Is Christ dangerous? Was Paul or Peter dangerous people as possesers of faith?
I think so, definitely. Perhaps less as possessors of "faith" than as persons claiming (or represented as claiming) truth.
But remember my "remedy/poison" suggestion: their "truth" was potentially harmful inasmuch as it was potentially helpful.
The core of Christianity as represented by the Gospels' Jesus or by Paul has power for both. Don't you think the calls to "die to yourself," to "forsake everything and everyone for the good news," are potentially destructive, for anyone who takes them seriously (which is admittedly rare)? In the exact measure they are potentially dangerous they are, also, potentially liberating.
Kierkegaard once remarked (from his own experience) that when you take Christianity seriously at too young an age it can break you down beyond repair. This should be pondered more by Christian pastors and teachers imo.

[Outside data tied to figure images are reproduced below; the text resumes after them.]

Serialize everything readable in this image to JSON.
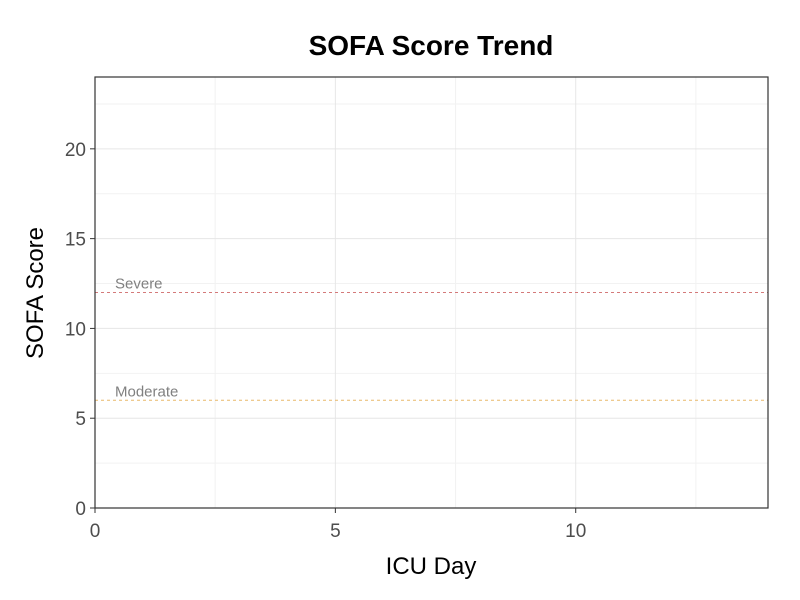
{
  "chart_data": {
    "type": "line",
    "title": "SOFA Score Trend",
    "xlabel": "ICU Day",
    "ylabel": "SOFA Score",
    "xlim": [
      0,
      14
    ],
    "ylim": [
      0,
      24
    ],
    "xticks": [
      0,
      5,
      10
    ],
    "yticks": [
      0,
      5,
      10,
      15,
      20
    ],
    "grid": true,
    "series": [],
    "reference_lines": [
      {
        "label": "Severe",
        "y": 12,
        "color": "#d47a7a"
      },
      {
        "label": "Moderate",
        "y": 6,
        "color": "#e8b86a"
      }
    ]
  }
}
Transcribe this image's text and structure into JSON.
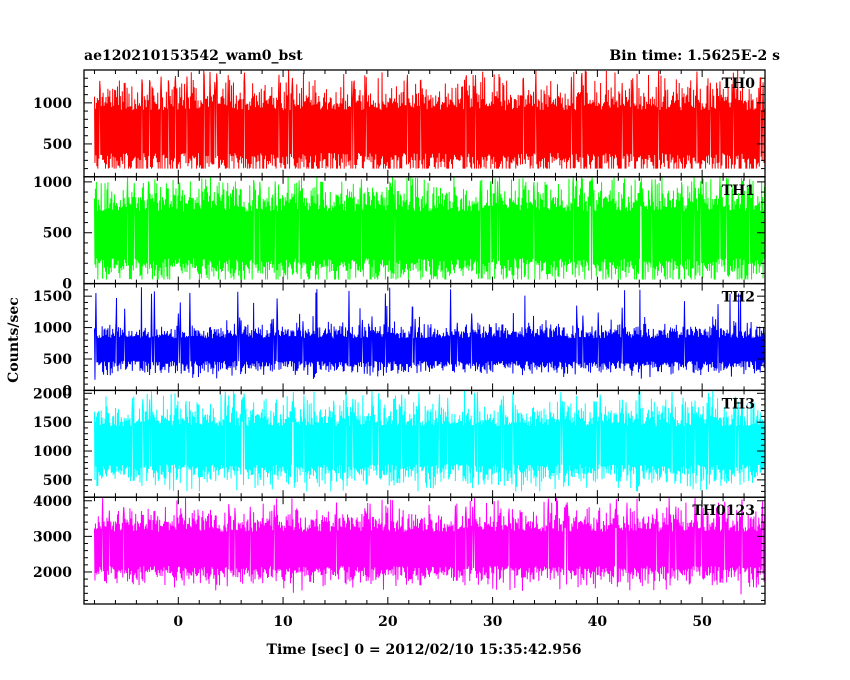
{
  "chart_data": {
    "type": "line",
    "title_left": "ae120210153542_wam0_bst",
    "title_right": "Bin time: 1.5625E-2 s",
    "xlabel": "Time [sec] 0 = 2012/02/10 15:35:42.956",
    "ylabel": "Counts/sec",
    "x_range": [
      -9,
      56
    ],
    "data_x_range": [
      -8,
      56
    ],
    "x_ticks": [
      0,
      10,
      20,
      30,
      40,
      50
    ],
    "panels": [
      {
        "name": "TH0",
        "color": "#ff0000",
        "ylim": [
          100,
          1400
        ],
        "y_ticks": [
          500,
          1000
        ],
        "center": 650,
        "spread": 260,
        "min": 200,
        "max": 1400,
        "spike_max": 1400
      },
      {
        "name": "TH1",
        "color": "#00ff00",
        "ylim": [
          0,
          1050
        ],
        "y_ticks": [
          0,
          500,
          1000
        ],
        "center": 480,
        "spread": 230,
        "min": 40,
        "max": 1050,
        "spike_max": 1050
      },
      {
        "name": "TH2",
        "color": "#0000ff",
        "ylim": [
          0,
          1700
        ],
        "y_ticks": [
          0,
          500,
          1000,
          1500
        ],
        "center": 650,
        "spread": 180,
        "min": 20,
        "max": 1650,
        "spike_max": 1650
      },
      {
        "name": "TH3",
        "color": "#00ffff",
        "ylim": [
          200,
          2050
        ],
        "y_ticks": [
          500,
          1000,
          1500,
          2000
        ],
        "center": 1100,
        "spread": 330,
        "min": 300,
        "max": 2050,
        "spike_max": 2050
      },
      {
        "name": "TH0123",
        "color": "#ff00ff",
        "ylim": [
          1100,
          4100
        ],
        "y_ticks": [
          2000,
          3000,
          4000
        ],
        "center": 2650,
        "spread": 480,
        "min": 1300,
        "max": 4100,
        "spike_max": 4100
      }
    ]
  }
}
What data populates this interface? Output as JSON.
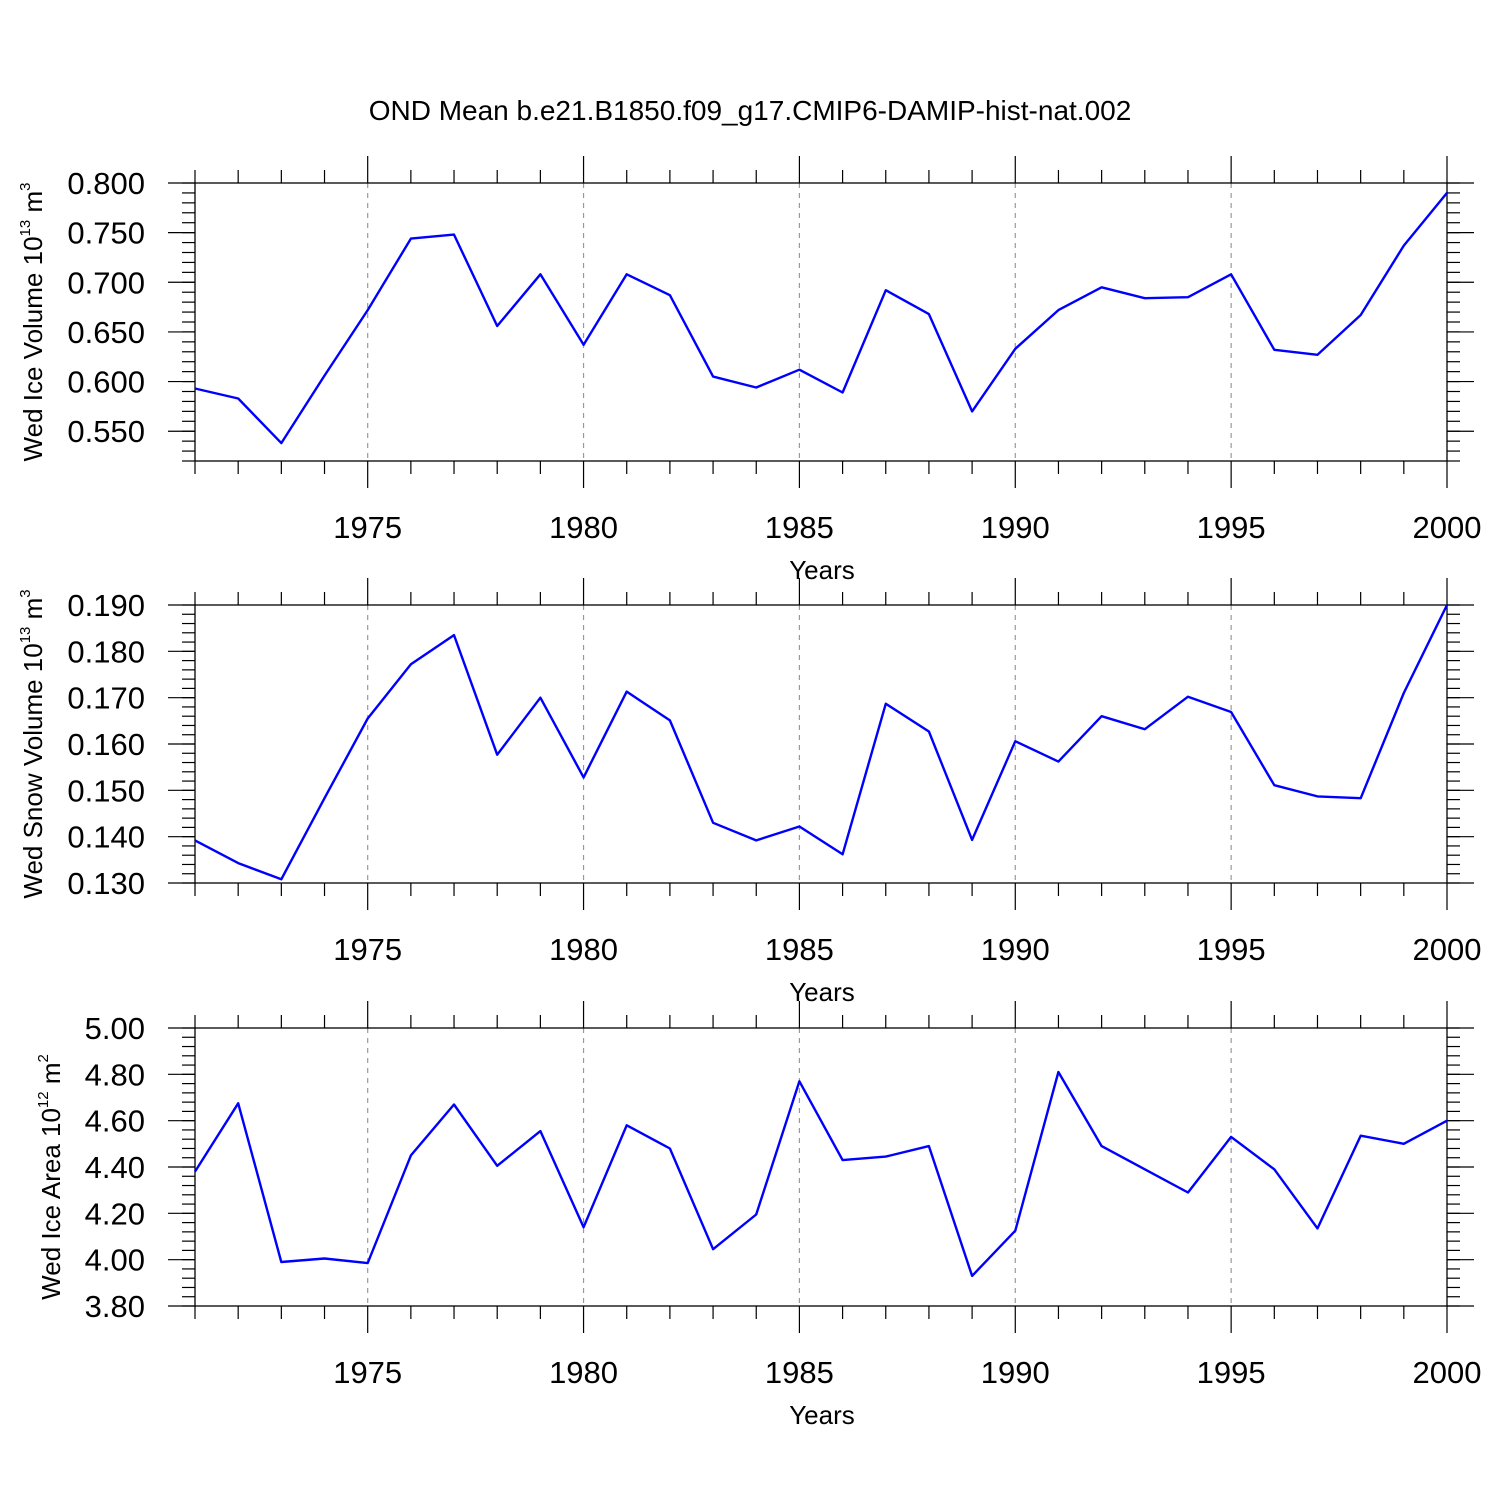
{
  "title": "OND Mean b.e21.B1850.f09_g17.CMIP6-DAMIP-hist-nat.002",
  "line_color": "#0000ff",
  "chart_data": [
    {
      "type": "line",
      "ylabel": {
        "text": "Wed Ice Volume 10",
        "sup": "13",
        "unit": " m",
        "unit_sup": "3"
      },
      "xlabel": "Years",
      "xlim": [
        1971,
        2000
      ],
      "ylim": [
        0.52,
        0.8
      ],
      "yticks": [
        0.55,
        0.6,
        0.65,
        0.7,
        0.75,
        0.8
      ],
      "ytick_labels": [
        "0.550",
        "0.600",
        "0.650",
        "0.700",
        "0.750",
        "0.800"
      ],
      "yminor_step": 0.01,
      "xticks": [
        1975,
        1980,
        1985,
        1990,
        1995,
        2000
      ],
      "xtick_labels": [
        "1975",
        "1980",
        "1985",
        "1990",
        "1995",
        "2000"
      ],
      "grid_x": true,
      "x": [
        1971,
        1972,
        1973,
        1974,
        1975,
        1976,
        1977,
        1978,
        1979,
        1980,
        1981,
        1982,
        1983,
        1984,
        1985,
        1986,
        1987,
        1988,
        1989,
        1990,
        1991,
        1992,
        1993,
        1994,
        1995,
        1996,
        1997,
        1998,
        1999,
        2000
      ],
      "values": [
        0.593,
        0.583,
        0.538,
        0.606,
        0.672,
        0.744,
        0.748,
        0.656,
        0.708,
        0.637,
        0.708,
        0.687,
        0.605,
        0.594,
        0.612,
        0.589,
        0.692,
        0.668,
        0.57,
        0.633,
        0.672,
        0.695,
        0.684,
        0.685,
        0.708,
        0.632,
        0.627,
        0.667,
        0.737,
        0.79
      ]
    },
    {
      "type": "line",
      "ylabel": {
        "text": "Wed Snow Volume 10",
        "sup": "13",
        "unit": " m",
        "unit_sup": "3"
      },
      "xlabel": "Years",
      "xlim": [
        1971,
        2000
      ],
      "ylim": [
        0.13,
        0.19
      ],
      "yticks": [
        0.13,
        0.14,
        0.15,
        0.16,
        0.17,
        0.18,
        0.19
      ],
      "ytick_labels": [
        "0.130",
        "0.140",
        "0.150",
        "0.160",
        "0.170",
        "0.180",
        "0.190"
      ],
      "yminor_step": 0.002,
      "xticks": [
        1975,
        1980,
        1985,
        1990,
        1995,
        2000
      ],
      "xtick_labels": [
        "1975",
        "1980",
        "1985",
        "1990",
        "1995",
        "2000"
      ],
      "grid_x": true,
      "x": [
        1971,
        1972,
        1973,
        1974,
        1975,
        1976,
        1977,
        1978,
        1979,
        1980,
        1981,
        1982,
        1983,
        1984,
        1985,
        1986,
        1987,
        1988,
        1989,
        1990,
        1991,
        1992,
        1993,
        1994,
        1995,
        1996,
        1997,
        1998,
        1999,
        2000
      ],
      "values": [
        0.1392,
        0.1343,
        0.1308,
        0.1483,
        0.1655,
        0.1772,
        0.1835,
        0.1577,
        0.17,
        0.1528,
        0.1713,
        0.1651,
        0.143,
        0.1392,
        0.1422,
        0.1362,
        0.1687,
        0.1627,
        0.1393,
        0.1606,
        0.1562,
        0.166,
        0.1632,
        0.1702,
        0.1669,
        0.1511,
        0.1487,
        0.1483,
        0.171,
        0.19
      ]
    },
    {
      "type": "line",
      "ylabel": {
        "text": "Wed Ice Area 10",
        "sup": "12",
        "unit": " m",
        "unit_sup": "2"
      },
      "xlabel": "Years",
      "xlim": [
        1971,
        2000
      ],
      "ylim": [
        3.8,
        5.0
      ],
      "yticks": [
        3.8,
        4.0,
        4.2,
        4.4,
        4.6,
        4.8,
        5.0
      ],
      "ytick_labels": [
        "3.80",
        "4.00",
        "4.20",
        "4.40",
        "4.60",
        "4.80",
        "5.00"
      ],
      "yminor_step": 0.04,
      "xticks": [
        1975,
        1980,
        1985,
        1990,
        1995,
        2000
      ],
      "xtick_labels": [
        "1975",
        "1980",
        "1985",
        "1990",
        "1995",
        "2000"
      ],
      "grid_x": true,
      "x": [
        1971,
        1972,
        1973,
        1974,
        1975,
        1976,
        1977,
        1978,
        1979,
        1980,
        1981,
        1982,
        1983,
        1984,
        1985,
        1986,
        1987,
        1988,
        1989,
        1990,
        1991,
        1992,
        1993,
        1994,
        1995,
        1996,
        1997,
        1998,
        1999,
        2000
      ],
      "values": [
        4.38,
        4.675,
        3.99,
        4.005,
        3.985,
        4.45,
        4.67,
        4.405,
        4.555,
        4.14,
        4.58,
        4.48,
        4.045,
        4.195,
        4.77,
        4.43,
        4.445,
        4.49,
        3.93,
        4.125,
        4.81,
        4.49,
        4.39,
        4.29,
        4.53,
        4.39,
        4.135,
        4.535,
        4.5,
        4.6
      ]
    }
  ]
}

and a dreadful inquisitor with correct beliefs.A question for Narkisos , name one that was both dreadful and was correct in what they were doing?
As Peter said of Paul's teachings, anyone can twist things to their own destruction.
Notice how you shifted from my expression, "correct beliefs," to "correct in what they were doing". I am not going there.
There are not too many beliefs universally recognised as correct. If mathematics count, I'm sure there are a number of dreadful math profs around. Those are the nightmare of their students even though (and at least partly because) they are continually, systematically, desperately right.
Now if we lower the standard to what is recognised as truth in a specific place and time, examples multiply. As you are a Christian, think of any historical creed you consider correct and ask yourself how many people have been persecuted, tortured and killed for believing otherwise. Secularists can ask the same question about the persecution of believers as it occurred during or after the French or Russian revolutions for instance.
Inquisitors are dreadful not because their beliefs may be wrong, but because they are certain to be right. Truth, whether absolute or perceived, is essentially totalitarian.